Le CPQ apprécie le budget Flaherty.
Le patronat y voit un stimuli pour la croissance économique
Même s’il ne contient rien de spectaculaire mises à part les mesures proposées pour régler le «déséquilibre fiscal», le budget fédéral contient une foule de mesures concrètes qui répondent à plusieurs demandes des entreprises et qui, rassemblées, auront un effet stimulant sur l’investissement et la création de richesse, selon la première vice-présidente et économiste en chef du Conseil du patronat du Québec (CPQ), Diane Bellemare.
Afin de stimuler l’investissement privé, le CPQ, à l’instar d’un récent rapport du Comité permanent de l’industrie, des sciences et de la technologie, réclamait une amélioration importante des dispositions concernant l’amortissement accéléré des équipements et de la machinerie. Le ministre des Finances propose une mesure qui permettra d’amortir ces investissements sur une période de deux ans en moyenne, donnant suite ainsi à cette recommandation. De plus, le taux de déduction pour amortissement s’appliquant aux bâtiments servant aux activités de fabrication et de transformation passera de 4 % à 10 %.
L’incitatif financier mis en place afin d’encourager les provinces à éliminer leur taxe sur le capital d’ici le 1er janvier 2011 est également bien accueilli. Le CPQ espère fortement que le prochain gouvernement du Québec se prévaudra de cet incitatif financier et adoptera en conséquence un plan d’élimination complète de cette taxe pour 2011, ce qui devancerait même le plan proposé récemment.
Pour le Conseil du patronat, «plusieurs mesures auront des effets positifs sur la création de nouvelles entreprises, ce qui est très bon pour le Québec dont la performance entrepreneuriale se compare désavantageusement avec le reste du Canada. À cet égard, mentionnons la volonté d’alléger le fardeau administratif et la paperasserie pour la petite entreprise et, surtout, la hausse de l’exonération cumulative des gains en capital, la première hausse depuis 1988.»

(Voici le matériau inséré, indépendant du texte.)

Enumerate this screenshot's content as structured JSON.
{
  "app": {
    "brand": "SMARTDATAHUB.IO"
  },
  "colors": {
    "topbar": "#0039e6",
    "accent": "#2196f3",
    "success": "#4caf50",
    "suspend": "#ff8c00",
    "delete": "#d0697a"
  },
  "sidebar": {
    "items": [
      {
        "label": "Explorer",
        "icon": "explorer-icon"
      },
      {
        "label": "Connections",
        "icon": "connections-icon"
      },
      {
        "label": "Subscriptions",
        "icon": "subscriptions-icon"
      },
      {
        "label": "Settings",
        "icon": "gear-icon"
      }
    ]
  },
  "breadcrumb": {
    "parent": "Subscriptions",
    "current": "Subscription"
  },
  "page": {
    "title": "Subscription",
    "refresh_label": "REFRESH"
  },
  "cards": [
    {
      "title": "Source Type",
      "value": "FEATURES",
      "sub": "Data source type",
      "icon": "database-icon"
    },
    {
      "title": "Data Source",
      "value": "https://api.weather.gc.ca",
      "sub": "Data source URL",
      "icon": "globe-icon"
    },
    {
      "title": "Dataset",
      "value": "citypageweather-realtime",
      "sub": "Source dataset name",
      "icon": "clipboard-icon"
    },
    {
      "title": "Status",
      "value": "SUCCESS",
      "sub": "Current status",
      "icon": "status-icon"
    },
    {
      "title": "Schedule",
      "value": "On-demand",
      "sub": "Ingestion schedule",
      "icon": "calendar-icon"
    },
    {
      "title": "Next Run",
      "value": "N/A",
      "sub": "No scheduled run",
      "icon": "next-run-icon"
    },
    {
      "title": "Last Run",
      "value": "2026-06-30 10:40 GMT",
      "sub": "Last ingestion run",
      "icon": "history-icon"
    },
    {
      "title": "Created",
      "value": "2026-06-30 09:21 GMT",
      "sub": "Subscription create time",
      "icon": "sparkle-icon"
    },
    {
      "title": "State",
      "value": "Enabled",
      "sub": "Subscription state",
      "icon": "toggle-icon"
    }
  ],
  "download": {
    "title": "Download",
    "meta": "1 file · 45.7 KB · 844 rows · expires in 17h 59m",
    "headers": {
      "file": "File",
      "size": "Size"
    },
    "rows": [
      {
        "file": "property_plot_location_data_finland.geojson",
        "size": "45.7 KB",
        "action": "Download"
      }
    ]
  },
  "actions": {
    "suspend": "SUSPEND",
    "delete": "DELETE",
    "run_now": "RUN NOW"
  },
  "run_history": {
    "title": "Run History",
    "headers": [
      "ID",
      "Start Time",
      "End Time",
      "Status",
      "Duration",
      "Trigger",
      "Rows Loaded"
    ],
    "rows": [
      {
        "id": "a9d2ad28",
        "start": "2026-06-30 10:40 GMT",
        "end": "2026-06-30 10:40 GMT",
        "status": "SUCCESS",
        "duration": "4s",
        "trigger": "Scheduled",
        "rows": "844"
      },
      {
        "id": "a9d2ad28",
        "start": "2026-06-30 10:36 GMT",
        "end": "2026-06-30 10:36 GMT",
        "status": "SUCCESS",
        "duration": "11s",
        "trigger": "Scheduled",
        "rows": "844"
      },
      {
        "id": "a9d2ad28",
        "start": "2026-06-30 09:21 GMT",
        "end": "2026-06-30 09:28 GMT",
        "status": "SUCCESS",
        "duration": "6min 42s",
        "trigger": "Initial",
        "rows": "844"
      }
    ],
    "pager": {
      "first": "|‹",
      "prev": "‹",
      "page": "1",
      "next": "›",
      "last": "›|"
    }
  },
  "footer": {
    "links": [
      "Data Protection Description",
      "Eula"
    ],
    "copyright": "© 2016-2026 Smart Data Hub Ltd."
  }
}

Formation et pénurie de main-d’œuvre
Dans le contexte du vieillissement de la main-d’œuvre, problème particulièrement aigu au Québec, le CPQ réclame depuis longtemps des mesures visant à répondre aux pénuries croissantes de main-d’œuvre qui en découlent.
Premièrement, en ce qui a trait à la retraite progressive, le CPQ voit d'un bon oeil que le gouvernement fédéral modifiera la Loi sur l’impôt, permettant ainsi au gouvernement du Québec de pouvoir donner suite aux recommandations répétées du CPQ et des autres partenaires du marché du travail afin de rendre plus alléchante pour les travailleurs de 60 ans et plus la retraite progressive plutôt que la retraite anticipée. Dans la même veine, le CPQ salue la hausse de l’âge auquel les régimes de pension agréés (RPA) et les régimes enregistrés d’épargne retraite (REER) arrivent à maturité.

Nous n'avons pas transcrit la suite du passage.